クッシング病におけるUSP48遺伝子変異の実態ならびに新規治療機序の解明

阐明USP48基因突变现状及库欣病新治疗机制

• 批准号: 22K16410
• 负责人: 柿沢 圭亮
• 金额: $ 2.91万
• 依托单位: Hamamatsu University School of Medicine
• 依托单位国家: 日本
• 项目类别: Grant-in-Aid for Early-Career Scientists
• 财政年份: 2022
• 资助国家: 日本
• 起止时间: 2022-04-01 至 2025-03-31
• 项目状态: 未结题
• 来源: https://kaken.nii.ac.jp/en/grant/KAKENHI-PROJECT-22K16410/
• 关键词: クッシング病; USP48遺伝子

本研究の目的は、(1) 日本人のクッシング病患者における、USP48遺伝子の体細胞変異率を示すこと、(2) USP48遺伝子変異とCK2を介した細胞増殖関連シグナル伝達経路との関連性を解明し、その関連タンパク質の変化をUSP48遺伝子変異陽性クッシング病腫瘍検体における免疫染色にて示すことである。

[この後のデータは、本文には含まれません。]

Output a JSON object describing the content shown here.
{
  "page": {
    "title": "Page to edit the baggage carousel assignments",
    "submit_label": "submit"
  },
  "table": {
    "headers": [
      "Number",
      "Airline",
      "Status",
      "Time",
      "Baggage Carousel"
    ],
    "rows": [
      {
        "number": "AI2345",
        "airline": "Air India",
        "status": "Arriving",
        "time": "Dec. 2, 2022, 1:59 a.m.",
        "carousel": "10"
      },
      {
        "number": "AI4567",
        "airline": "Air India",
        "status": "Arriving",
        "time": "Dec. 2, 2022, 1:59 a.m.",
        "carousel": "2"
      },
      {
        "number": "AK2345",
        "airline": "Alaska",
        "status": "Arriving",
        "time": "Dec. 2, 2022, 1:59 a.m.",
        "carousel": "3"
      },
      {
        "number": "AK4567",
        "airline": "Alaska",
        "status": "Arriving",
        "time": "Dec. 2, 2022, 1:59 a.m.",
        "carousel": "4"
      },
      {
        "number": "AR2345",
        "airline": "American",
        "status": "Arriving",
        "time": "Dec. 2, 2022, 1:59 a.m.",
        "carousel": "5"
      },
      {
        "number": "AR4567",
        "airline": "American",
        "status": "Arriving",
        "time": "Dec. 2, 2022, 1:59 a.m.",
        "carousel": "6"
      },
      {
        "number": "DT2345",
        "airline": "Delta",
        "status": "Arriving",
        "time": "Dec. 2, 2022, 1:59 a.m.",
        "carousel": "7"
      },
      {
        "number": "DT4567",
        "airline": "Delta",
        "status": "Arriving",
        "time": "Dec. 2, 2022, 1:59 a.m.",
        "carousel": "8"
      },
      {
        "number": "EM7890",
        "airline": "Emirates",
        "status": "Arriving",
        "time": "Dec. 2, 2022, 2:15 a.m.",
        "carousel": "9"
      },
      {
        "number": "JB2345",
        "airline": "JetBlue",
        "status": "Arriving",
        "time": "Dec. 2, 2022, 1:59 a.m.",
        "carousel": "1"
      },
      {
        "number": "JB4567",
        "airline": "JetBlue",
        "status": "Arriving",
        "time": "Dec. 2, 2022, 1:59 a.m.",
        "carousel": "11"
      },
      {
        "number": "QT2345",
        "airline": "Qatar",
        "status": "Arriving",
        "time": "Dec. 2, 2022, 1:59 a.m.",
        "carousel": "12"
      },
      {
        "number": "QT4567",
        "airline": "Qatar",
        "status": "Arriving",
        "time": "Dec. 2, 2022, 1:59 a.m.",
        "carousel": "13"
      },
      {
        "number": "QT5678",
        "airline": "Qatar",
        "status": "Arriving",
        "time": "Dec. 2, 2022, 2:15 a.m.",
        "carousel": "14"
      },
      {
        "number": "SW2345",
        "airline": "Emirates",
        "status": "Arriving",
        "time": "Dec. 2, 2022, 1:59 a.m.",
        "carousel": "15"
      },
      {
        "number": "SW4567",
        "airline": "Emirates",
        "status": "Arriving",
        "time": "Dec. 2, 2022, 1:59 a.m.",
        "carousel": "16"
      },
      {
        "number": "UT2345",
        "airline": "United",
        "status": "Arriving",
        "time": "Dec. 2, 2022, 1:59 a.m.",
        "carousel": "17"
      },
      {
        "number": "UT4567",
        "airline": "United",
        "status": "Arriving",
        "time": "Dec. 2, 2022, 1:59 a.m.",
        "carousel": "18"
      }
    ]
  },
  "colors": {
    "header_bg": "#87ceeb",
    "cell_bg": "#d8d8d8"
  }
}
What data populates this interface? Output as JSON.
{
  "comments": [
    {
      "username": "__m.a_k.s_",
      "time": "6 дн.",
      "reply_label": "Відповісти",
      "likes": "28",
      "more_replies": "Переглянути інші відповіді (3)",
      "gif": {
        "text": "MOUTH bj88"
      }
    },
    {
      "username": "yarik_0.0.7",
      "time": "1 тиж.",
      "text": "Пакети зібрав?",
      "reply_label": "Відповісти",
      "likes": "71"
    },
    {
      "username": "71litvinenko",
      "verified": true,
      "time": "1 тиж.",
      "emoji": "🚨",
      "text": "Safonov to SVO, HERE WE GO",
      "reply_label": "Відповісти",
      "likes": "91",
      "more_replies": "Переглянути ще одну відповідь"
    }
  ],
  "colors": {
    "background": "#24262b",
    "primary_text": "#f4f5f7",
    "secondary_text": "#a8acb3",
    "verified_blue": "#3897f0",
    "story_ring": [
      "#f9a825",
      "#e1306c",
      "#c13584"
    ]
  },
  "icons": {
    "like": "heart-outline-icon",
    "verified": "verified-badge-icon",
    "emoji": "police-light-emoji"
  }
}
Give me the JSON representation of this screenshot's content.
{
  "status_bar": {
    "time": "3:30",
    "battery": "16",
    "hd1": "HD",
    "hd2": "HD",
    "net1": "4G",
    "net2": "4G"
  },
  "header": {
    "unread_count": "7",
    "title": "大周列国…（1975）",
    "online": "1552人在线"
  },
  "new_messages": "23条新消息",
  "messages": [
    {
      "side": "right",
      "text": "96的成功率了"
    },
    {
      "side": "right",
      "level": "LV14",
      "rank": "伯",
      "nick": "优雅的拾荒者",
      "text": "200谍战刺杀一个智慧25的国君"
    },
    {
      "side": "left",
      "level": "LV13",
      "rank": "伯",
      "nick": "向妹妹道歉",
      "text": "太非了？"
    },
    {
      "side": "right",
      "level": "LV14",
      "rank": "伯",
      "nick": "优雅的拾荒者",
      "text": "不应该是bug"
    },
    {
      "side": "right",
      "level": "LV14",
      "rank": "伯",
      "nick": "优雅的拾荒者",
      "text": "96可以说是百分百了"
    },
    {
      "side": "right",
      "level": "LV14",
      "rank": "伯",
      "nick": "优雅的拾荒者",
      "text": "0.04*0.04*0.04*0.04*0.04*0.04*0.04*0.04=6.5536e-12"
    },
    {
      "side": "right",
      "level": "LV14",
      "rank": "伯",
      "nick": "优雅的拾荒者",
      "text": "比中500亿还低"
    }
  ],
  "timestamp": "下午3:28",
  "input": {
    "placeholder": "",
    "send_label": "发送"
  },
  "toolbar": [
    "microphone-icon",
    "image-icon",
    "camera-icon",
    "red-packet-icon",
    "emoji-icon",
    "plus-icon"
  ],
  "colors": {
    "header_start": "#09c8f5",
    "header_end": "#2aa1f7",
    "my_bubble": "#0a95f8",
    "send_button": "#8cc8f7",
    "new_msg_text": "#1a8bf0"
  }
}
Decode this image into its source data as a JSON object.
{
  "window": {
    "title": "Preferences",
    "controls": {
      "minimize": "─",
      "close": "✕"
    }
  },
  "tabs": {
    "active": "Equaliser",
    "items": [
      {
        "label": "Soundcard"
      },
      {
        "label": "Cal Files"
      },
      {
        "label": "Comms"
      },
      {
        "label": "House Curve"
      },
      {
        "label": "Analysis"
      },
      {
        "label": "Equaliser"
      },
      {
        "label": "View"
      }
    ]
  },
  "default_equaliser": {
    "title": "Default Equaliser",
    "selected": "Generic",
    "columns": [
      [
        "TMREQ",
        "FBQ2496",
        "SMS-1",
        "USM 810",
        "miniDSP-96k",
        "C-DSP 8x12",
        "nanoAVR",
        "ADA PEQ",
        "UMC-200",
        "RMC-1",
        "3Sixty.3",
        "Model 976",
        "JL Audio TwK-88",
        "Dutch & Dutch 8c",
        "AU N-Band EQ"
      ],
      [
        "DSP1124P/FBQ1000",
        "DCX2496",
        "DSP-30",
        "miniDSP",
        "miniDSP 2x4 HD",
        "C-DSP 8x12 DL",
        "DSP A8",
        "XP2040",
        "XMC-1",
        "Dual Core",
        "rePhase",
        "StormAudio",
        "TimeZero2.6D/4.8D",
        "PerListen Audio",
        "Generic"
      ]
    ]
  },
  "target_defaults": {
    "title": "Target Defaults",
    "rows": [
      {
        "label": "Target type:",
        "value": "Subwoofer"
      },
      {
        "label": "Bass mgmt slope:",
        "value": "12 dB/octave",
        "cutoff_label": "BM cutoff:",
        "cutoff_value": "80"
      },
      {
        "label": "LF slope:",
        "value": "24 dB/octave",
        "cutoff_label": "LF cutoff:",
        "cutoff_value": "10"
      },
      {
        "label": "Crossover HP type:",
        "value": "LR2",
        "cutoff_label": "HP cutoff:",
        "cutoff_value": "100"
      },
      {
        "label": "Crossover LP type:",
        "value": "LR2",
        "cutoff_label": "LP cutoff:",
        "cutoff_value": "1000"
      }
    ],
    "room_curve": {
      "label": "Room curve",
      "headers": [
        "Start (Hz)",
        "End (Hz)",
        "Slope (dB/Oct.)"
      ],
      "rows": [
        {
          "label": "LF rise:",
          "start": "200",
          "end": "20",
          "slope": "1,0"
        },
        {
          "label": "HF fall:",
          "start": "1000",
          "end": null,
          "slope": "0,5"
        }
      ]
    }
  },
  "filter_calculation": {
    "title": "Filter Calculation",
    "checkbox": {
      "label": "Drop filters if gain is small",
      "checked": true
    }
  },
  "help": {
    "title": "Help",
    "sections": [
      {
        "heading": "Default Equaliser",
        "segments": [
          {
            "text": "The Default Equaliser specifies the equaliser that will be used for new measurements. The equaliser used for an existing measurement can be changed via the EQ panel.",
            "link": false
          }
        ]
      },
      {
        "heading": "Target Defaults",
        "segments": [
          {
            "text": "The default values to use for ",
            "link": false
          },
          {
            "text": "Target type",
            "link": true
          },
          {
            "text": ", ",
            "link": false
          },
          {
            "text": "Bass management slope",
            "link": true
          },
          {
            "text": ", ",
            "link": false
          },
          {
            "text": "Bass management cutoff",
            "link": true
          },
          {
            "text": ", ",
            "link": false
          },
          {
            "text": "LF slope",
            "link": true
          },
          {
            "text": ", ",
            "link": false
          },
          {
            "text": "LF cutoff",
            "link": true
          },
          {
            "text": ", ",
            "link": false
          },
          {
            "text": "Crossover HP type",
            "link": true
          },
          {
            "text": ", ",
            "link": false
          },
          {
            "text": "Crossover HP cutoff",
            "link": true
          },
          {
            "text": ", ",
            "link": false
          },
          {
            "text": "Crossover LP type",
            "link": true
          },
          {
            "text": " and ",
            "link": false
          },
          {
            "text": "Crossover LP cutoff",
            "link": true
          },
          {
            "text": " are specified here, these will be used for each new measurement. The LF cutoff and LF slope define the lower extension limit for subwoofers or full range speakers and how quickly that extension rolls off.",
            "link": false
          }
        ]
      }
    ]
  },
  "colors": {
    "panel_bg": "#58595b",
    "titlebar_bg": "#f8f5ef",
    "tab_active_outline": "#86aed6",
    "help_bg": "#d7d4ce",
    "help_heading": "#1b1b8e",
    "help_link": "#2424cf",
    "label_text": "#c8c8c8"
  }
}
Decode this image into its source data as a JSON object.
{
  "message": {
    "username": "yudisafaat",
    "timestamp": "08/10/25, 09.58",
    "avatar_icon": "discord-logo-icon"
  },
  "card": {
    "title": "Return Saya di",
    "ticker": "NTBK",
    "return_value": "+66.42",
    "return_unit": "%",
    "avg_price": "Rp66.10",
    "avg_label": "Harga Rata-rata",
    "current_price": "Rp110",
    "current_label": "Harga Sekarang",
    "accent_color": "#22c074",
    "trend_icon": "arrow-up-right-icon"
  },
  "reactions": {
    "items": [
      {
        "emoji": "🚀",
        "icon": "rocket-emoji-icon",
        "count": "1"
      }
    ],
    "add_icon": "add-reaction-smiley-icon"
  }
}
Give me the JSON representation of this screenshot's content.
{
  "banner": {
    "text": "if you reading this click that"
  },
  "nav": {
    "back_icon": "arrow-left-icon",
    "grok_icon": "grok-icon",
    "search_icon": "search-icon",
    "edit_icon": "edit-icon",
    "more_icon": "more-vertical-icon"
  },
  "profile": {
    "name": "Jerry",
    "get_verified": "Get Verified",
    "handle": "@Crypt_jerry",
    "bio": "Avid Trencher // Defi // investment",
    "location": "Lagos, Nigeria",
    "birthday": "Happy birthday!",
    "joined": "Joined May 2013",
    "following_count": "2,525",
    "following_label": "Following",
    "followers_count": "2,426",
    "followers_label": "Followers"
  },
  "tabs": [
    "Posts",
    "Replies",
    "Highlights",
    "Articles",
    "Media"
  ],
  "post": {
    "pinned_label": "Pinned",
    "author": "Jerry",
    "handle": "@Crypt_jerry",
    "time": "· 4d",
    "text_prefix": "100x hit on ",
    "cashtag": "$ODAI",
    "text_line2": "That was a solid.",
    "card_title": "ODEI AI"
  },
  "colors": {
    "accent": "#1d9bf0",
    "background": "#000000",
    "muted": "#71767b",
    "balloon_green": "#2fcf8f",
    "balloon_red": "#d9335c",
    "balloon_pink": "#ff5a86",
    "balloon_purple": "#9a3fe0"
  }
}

これにより、本邦のクッシング病症例における遺伝子変異の実態ならびに新規治療機序の解明を目指している。当該年度は、まず上記(1)の研究に着手した。手術により摘出されたクッシング病の腫瘍検体(FFPE組織切片)より、DNAの抽出を行なった。抽出したDNAを用いて、USP8遺伝子変異陰性の腫瘍検体に関して、USP48遺伝子変異の有無を確認した。USP48遺伝子はp.M415Iまたはp.M415Vが変異のホットスポットであることが既知であり、同部位を標的としてサンガーシークエンスでの解析を行なった。これまでに、計35検体の解析を行ない、内2検体(5.7%)でUSP48遺伝子変異を認めた。変異部位はともに既知のp.M415Iであった。次に上記(2)の研究に着手した。AtT20細胞株を用いた検討を予定しており、同細胞へトランスフェクションするため、先ずは遺伝子変異を含む合成USP48DNAの作成を行なった。既知のp.M415I(c.1245G>C, c1245G>Aの2種), p.M415V(c.1243A>G)の遺伝子変異を含む、合成USP48DNAの作成に成功した。

The purpose of this study is: (1) The Japanese patient with のクッシング disease and the somatic cell mutation rate of the USP48 gene are shown; (2) The USP48 gene is related to CK2 and is related to cell proliferation. The correlation is not clear and the correlation is not clear. The immunostaining of USP48 heterogeneous positive subtypes of diseased tumors and lesions was performed.これにより, Honbuni's のクッシング Disease Case における 伝子変different の実state ならびにNew Regulations Treatment Machine Sequence の Explain を Eyes Refer to している. In that year, the research on (1) mentioned above was started. During the surgery, the diseased tumor was extracted (FFPE tissue section), and the DNA was extracted. The DNA was extracted and confirmed using the test, USP8 was used to confirm the presence or absence of abnormality in USP8 and USP8 was negative. USP48弝子はp.M415Iまたはp.M415Vが変differentのホットスポットであThe ることが known であり, the same part as the としてサンガーシークエンスでのanalytic を行なった.これまでに, the analysis of the 35 検体の行ない, and the inner 2 検体 (5.7%) are the USP48 缝子変different を知めた. The different parts are already known. M415I is the same. The research on the second chapter (2) was started. The AtT20 cell line has been used for the first time, and the same cell line has been used for the same cell line.ンするため, first ずは缝子変変を与む, USP48DNA was synthesized and made を行なった. Two species of p.M415I (c.1245G>C, c1245G>A) and p.M415V (c.1243A>G) are known, and the synthesis of USP48DNA has been successful.